Carbon intensity optimal value

As for the aspect of energy conservation and carbon emissions intensity reduction, industries, in the existing technical conditions, should minimize the energy consumption per unit. At the same time, the optimization of industrial structure ought to shift to the low-emission industries. The superposition of twofold effect leads to an accelerated downward trend of the carbon emission intensity. By 2020, set \(w_1=w_2=0.5\) as an example, the carbon emission intensity will be 1.86 as shown in Fig. 51.3.

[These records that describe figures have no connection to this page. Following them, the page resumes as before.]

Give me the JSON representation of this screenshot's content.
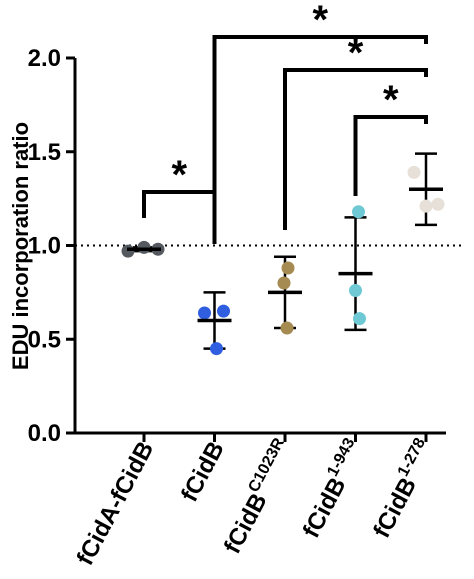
{
  "chart_data": {
    "type": "scatter",
    "title": "",
    "ylabel": "EDU incorporation ratio",
    "xlabel": "",
    "ylim": [
      0,
      2.0
    ],
    "yticks": [
      0.0,
      0.5,
      1.0,
      1.5,
      2.0
    ],
    "ytick_labels": [
      "0.0",
      "0.5",
      "1.0",
      "1.5",
      "2.0"
    ],
    "reference_line": 1.0,
    "categories": [
      {
        "main": "fCidA-fCidB",
        "sup": ""
      },
      {
        "main": "fCidB",
        "sup": ""
      },
      {
        "main": "fCidB",
        "sup": "C1023R"
      },
      {
        "main": "fCidB",
        "sup": "1-943"
      },
      {
        "main": "fCidB",
        "sup": "1-278"
      }
    ],
    "groups": [
      {
        "color": "#555a60",
        "points": [
          0.97,
          0.99,
          0.98
        ],
        "mean": 0.98,
        "error": 0.01
      },
      {
        "color": "#2f5fe0",
        "points": [
          0.64,
          0.65,
          0.45
        ],
        "mean": 0.6,
        "error": 0.15
      },
      {
        "color": "#a58a52",
        "points": [
          0.88,
          0.8,
          0.56
        ],
        "mean": 0.75,
        "error": 0.19
      },
      {
        "color": "#6ec9d4",
        "points": [
          1.18,
          0.76,
          0.61
        ],
        "mean": 0.85,
        "error": 0.3
      },
      {
        "color": "#e6e0d8",
        "points": [
          1.39,
          1.22,
          1.21
        ],
        "mean": 1.3,
        "error": 0.19
      }
    ],
    "significance": [
      {
        "from": 0,
        "to": 1,
        "label": "*"
      },
      {
        "from": 1,
        "to": 4,
        "label": "*"
      },
      {
        "from": 2,
        "to": 4,
        "label": "*"
      },
      {
        "from": 3,
        "to": 4,
        "label": "*"
      }
    ]
  }
}
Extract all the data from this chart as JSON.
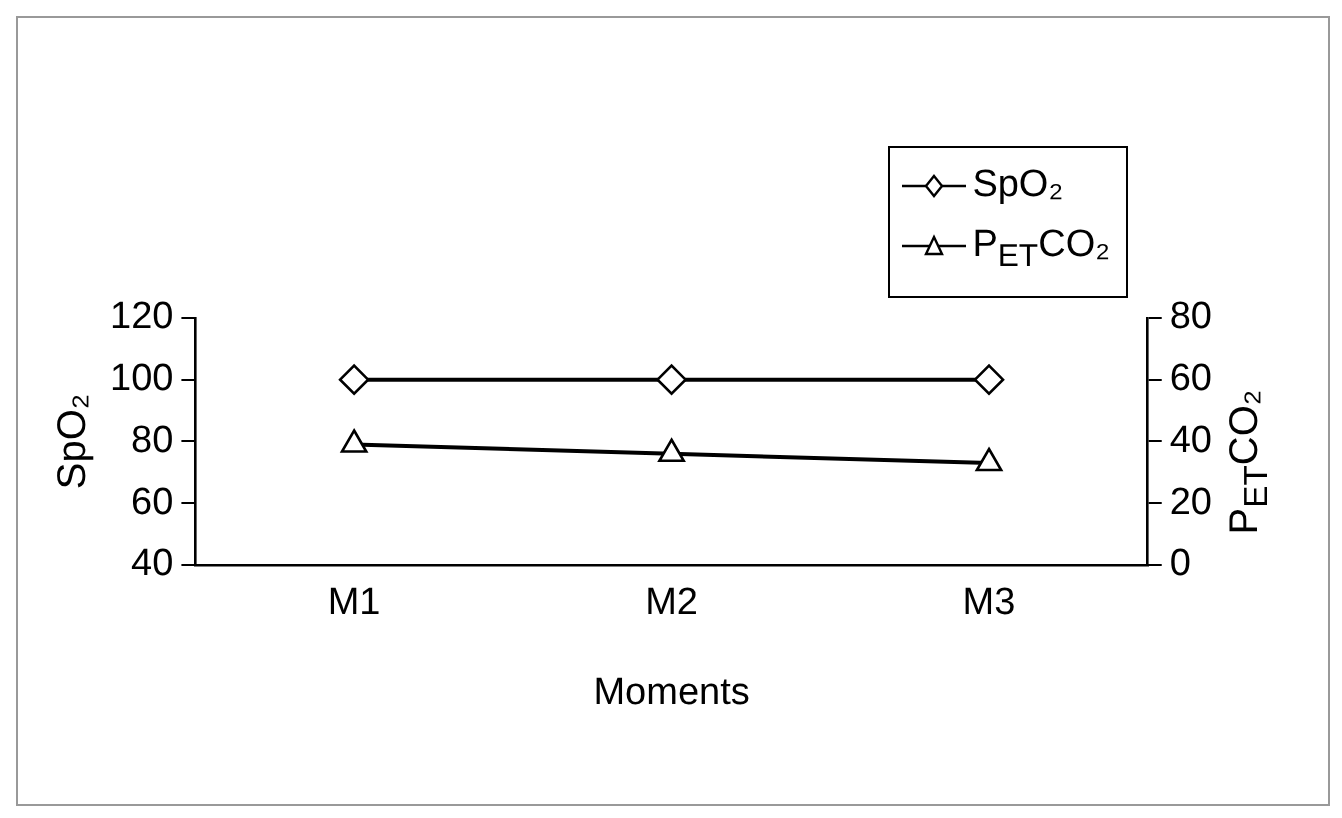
{
  "chart_data": {
    "type": "line",
    "xlabel": "Moments",
    "ylabel": "SpO₂",
    "y2label": "P$_{ET}$CO₂",
    "categories": [
      "M1",
      "M2",
      "M3"
    ],
    "series": [
      {
        "name": "SpO₂",
        "color": "#000000",
        "marker": "diamond",
        "values": [
          100,
          100,
          100
        ]
      },
      {
        "name": "P$_{ET}$CO₂",
        "color": "#000000",
        "marker": "triangle",
        "axis": "y2",
        "values": [
          39,
          36,
          33
        ]
      }
    ],
    "ylim": [
      40,
      120
    ],
    "yticks": [
      40,
      60,
      80,
      100,
      120
    ],
    "y2lim": [
      0,
      80
    ],
    "y2ticks": [
      0,
      20,
      40,
      60,
      80
    ],
    "grid": false,
    "legend": "top right"
  }
}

5 Policy Recommendations and Conclusion

Based on the calculation and analysis of the model, the following suggestions are proposed.

  1. 1.

    Consolidate the fundamental status of agriculture and improve agricultural efficiency. With the principle of “reduce, reuse, recycle”, develop and utilize natural resources rationally, maintain essential ecological processes and life support systems in agricultural producing areas. Adhere to develop agriculture with the industrial concept, and around the central task of increasing income of farmers to adjust the industrial structure in rural areas. Focus on characteristic agriculture, and vigorously introduce and use eco-agricultural technology to innovate agricultural operation mechanism and speed up the construction of characteristic agricultural products in deep-processing enterprises. Strive to shift the traditional agriculture to the cycling ecological agriculture in Luzhou. And increase investment as well as strengthen infrastructure construction to promote the industrialization of agriculture, rural industrialization and rural urbanization. Furthermore, comprehensively improve the overall agricultural production capacity and agricultural efficiency and increase rural incomes to realize rural stability, and promote the cycling development of agricultural production and rural economic and social construction. Ultimately, establish a new socialist countryside which adheres to “integration of urban and rural areas, the development of production, affluent life, civilization, clean and tidy villages and democratic management”.

  2. 2.

    Absorb advanced productive forces from science and technology and make good use of it. In accordance with the new requirements of the scientific concept of development and combined with the industry practice in Shizhong District, energetically develop low-carbon economy and circular economy, and finally do a good job in energy conservation. Such as photovoltaic in polysilicon industry, organic brand in tea industry and low-carbon economy in shoes industry. Use high-tech to grafting salt and phosphorus chemical industry, metallurgy and construction materials, machinery manufacturing and other traditional industries, and develop fine phosphorus chemical titanium, vanadium with low alloy steel, pure steel and other high-end new products. Furthermore, expand high-tech industries and develop silicon material, carbon fiber, rare earth, vanadium, titanium and other new materials to establish a cluster base for polycrystalline silicon photovoltaic energy industry. Finally, accelerate the strategic new industries, and actively develop non-power civilian nuclear technology industry, the Internet of Things Radio Frequency technology industry and so on.

  3. 3.

    Develop the tertiary industry vigorously. Develop the tertiary industry energetically is the focus of the industrial adjustment. Tertiary industry bears the features of low energy consumption, less pollution and high efficiency. With the Buddha-Emei scenic tourist resources and a better transportation system and urban infrastructure in Shizhong District, it is potential to develop tourism, logistics and commerce. Tourism industry should be bigger and stronger. Increase the development of tourism resources integration and combine the tourism development with urban construction and the development of cultural industries with the beautiful mountains to further enhance the tourism grade. Improve the consumption environment and cultivate consumer hotspots, thus increasing the proportion of the services sector in the economy of the District.